There are several formulas that can be used to calculate compliance limits. The simple formula given in the previous paragraph that works well for sample sizes greater than 60[14] is that there are several operational definitions of „advisor reliability“ that reflect different views on what a reliable agreement is between advisors. [1] There are three operational definitions of agreements: there are a number of statistics that can be used to determine the reliability of inter-advisors. Different statistics are adapted to different types of measurement. Some options are the common probability of an agreement, Cohens Kappa, Scott`s pi and the Fleiss`Kappa associated with it, inter-rate correlation, correlation coefficient, intra-class correlation and Krippendorff alpha. Therefore, the common probability of an agreement will remain high, even in the absence of an „intrinsic“ agreement between the councillors. A useful interrater reliability coefficient (a) is expected to be close to 0 if there is no „intrinsic“ agreement and (b) increased if the „intrinsic“ agreement rate improves. Most probability-adjusted match coefficients achieve the first objective. However, the second objective is not achieved by many well-known measures that correct the odds. [4] If the number of categories used is small (z.B 2 or 3), the probability of 2 raters agreeing by mere coincidence increases considerably. This is because the two advisors must limit themselves to the limited number of options available, which affects the overall agreement rate, not necessarily their propensity to enter into an „intrinsic“ agreement (an agreement is considered „intrinsic“ if not due to chance). If advisors tend to accept, the differences between the evaluators` observations will be close to zero.
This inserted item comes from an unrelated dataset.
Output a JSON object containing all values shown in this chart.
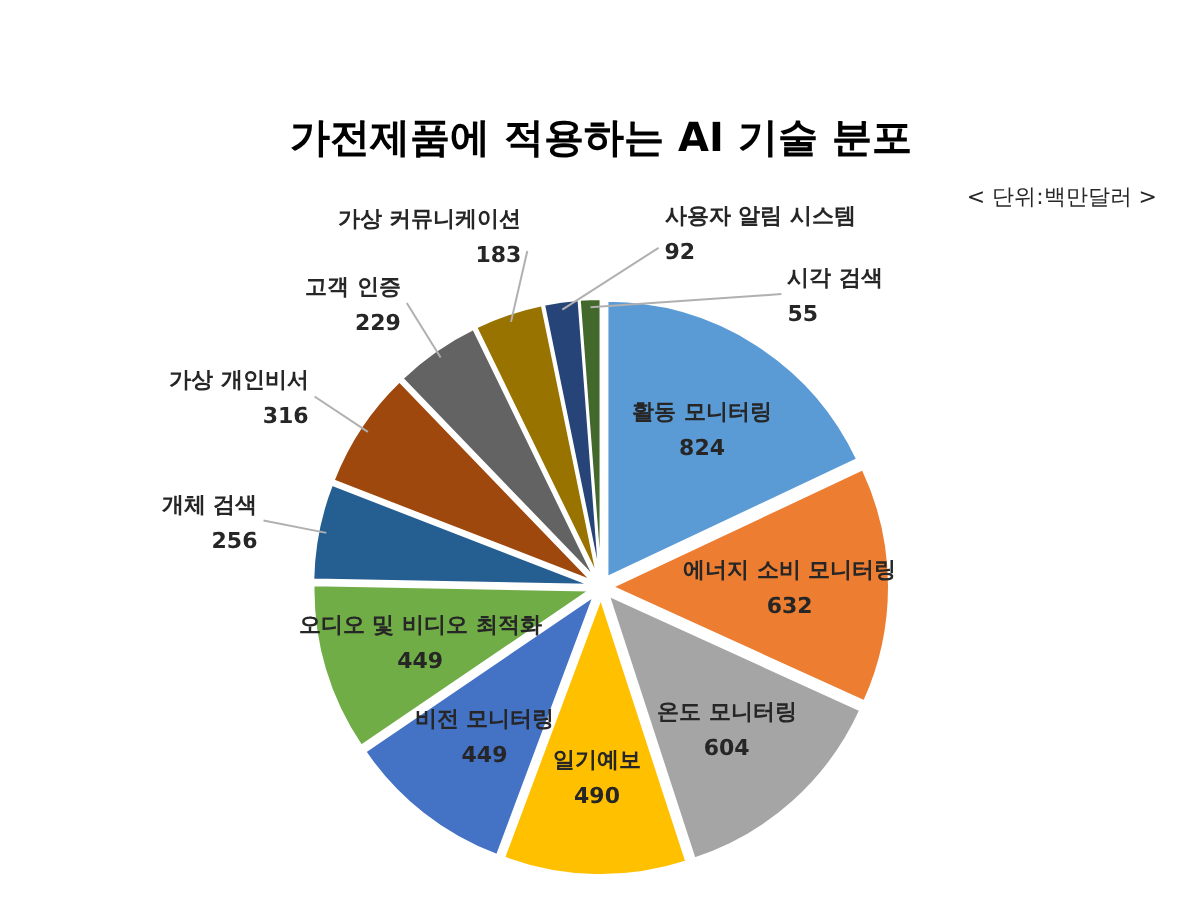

If one advisor is generally higher or lower than the other by a consistent amount, the distortion differs from zero. If advisors tend to disagree, but without a consistent model of one assessment above each other, the average will be close to zero. Confidence limits (generally 95%) It is possible to calculate for bias and for each of the limits of the agreement. Krippendorffs Alpha[16][17] is a versatile statistic that evaluates the agreement between observers who categorize, evaluate or measure a certain number of objects against the values of a variable. It generalizes several specialized agreement coefficients by accepting any number of observers applicable to nominal, ordinal, interval and proportional levels of measurement, capable of processing missing and corrected data for small sample sizes. Kappa is similar to a correlation coefficient, as it can`t exceed 1.0 or -1.0. Because it is used as a measure of compliance, only positive values are expected in most situations; Negative values would indicate a systematic disagreement. Kappa can only reach very high values if the two matches are good and the target condition rate is close to 50% (because it incorporates the base rate in the calculation of joint probabilities).
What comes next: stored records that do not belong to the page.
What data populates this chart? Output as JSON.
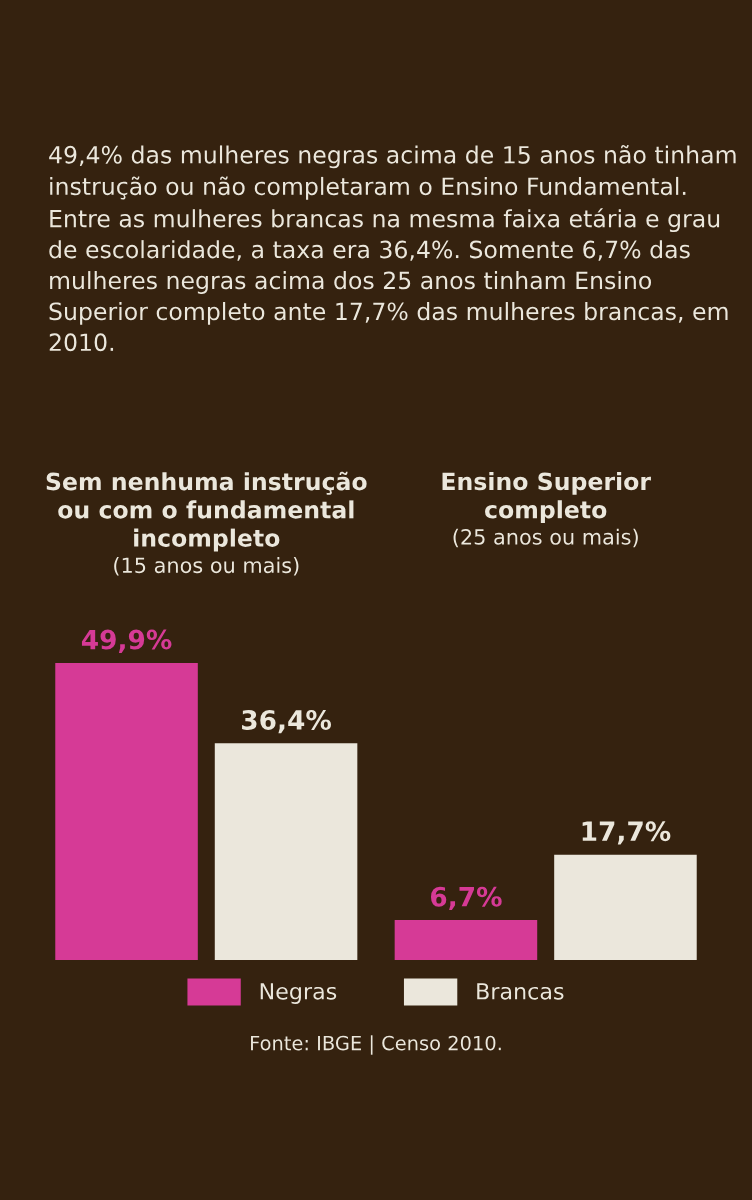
{
  "chart_data": {
    "type": "bar",
    "title": "49,4% das mulheres negras acima de 15 anos não tinham instrução ou não completaram o Ensino Fundamental. Entre as mulheres brancas na mesma faixa etária e grau de escolaridade, a taxa era 36,4%. Somente 6,7% das mulheres negras acima dos 25 anos tinham Ensino Superior completo ante 17,7% das mulheres brancas, em 2010.",
    "categories": [
      "Sem nenhuma instrução\nou com o fundamental\nincompleto\n(15 anos ou mais)",
      "Ensino Superior\ncompleto\n(25 anos ou mais)"
    ],
    "series": [
      {
        "name": "Negras",
        "color": "#d63a96",
        "values": [
          49.9,
          6.7
        ],
        "value_labels": [
          "49,9%",
          "6,7%"
        ]
      },
      {
        "name": "Brancas",
        "color": "#ebe7dc",
        "values": [
          36.4,
          17.7
        ],
        "value_labels": [
          "36,4%",
          "17,7%"
        ]
      }
    ],
    "legend": "bottom",
    "annotations": [
      "Fonte: IBGE | Censo 2010."
    ]
  }
}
Several authorities have proposed „thumb rules“ to interpret the degree of the agreement, many of which coincide at the center, although the words are not identical. [8] [9] [10] [11] When comparing two measurement methods, it is interesting not only to estimate the bias and limitations of the agreement between the two methods (inter-counsel), but also to assess these characteristics for each method itself. It is quite possible that the agreement between two methods is bad simply because one method has broad convergence limits, while the other is narrow. In this case, the method with narrow limits of compliance would be statistically superior, while practical or other considerations could alter that assessment.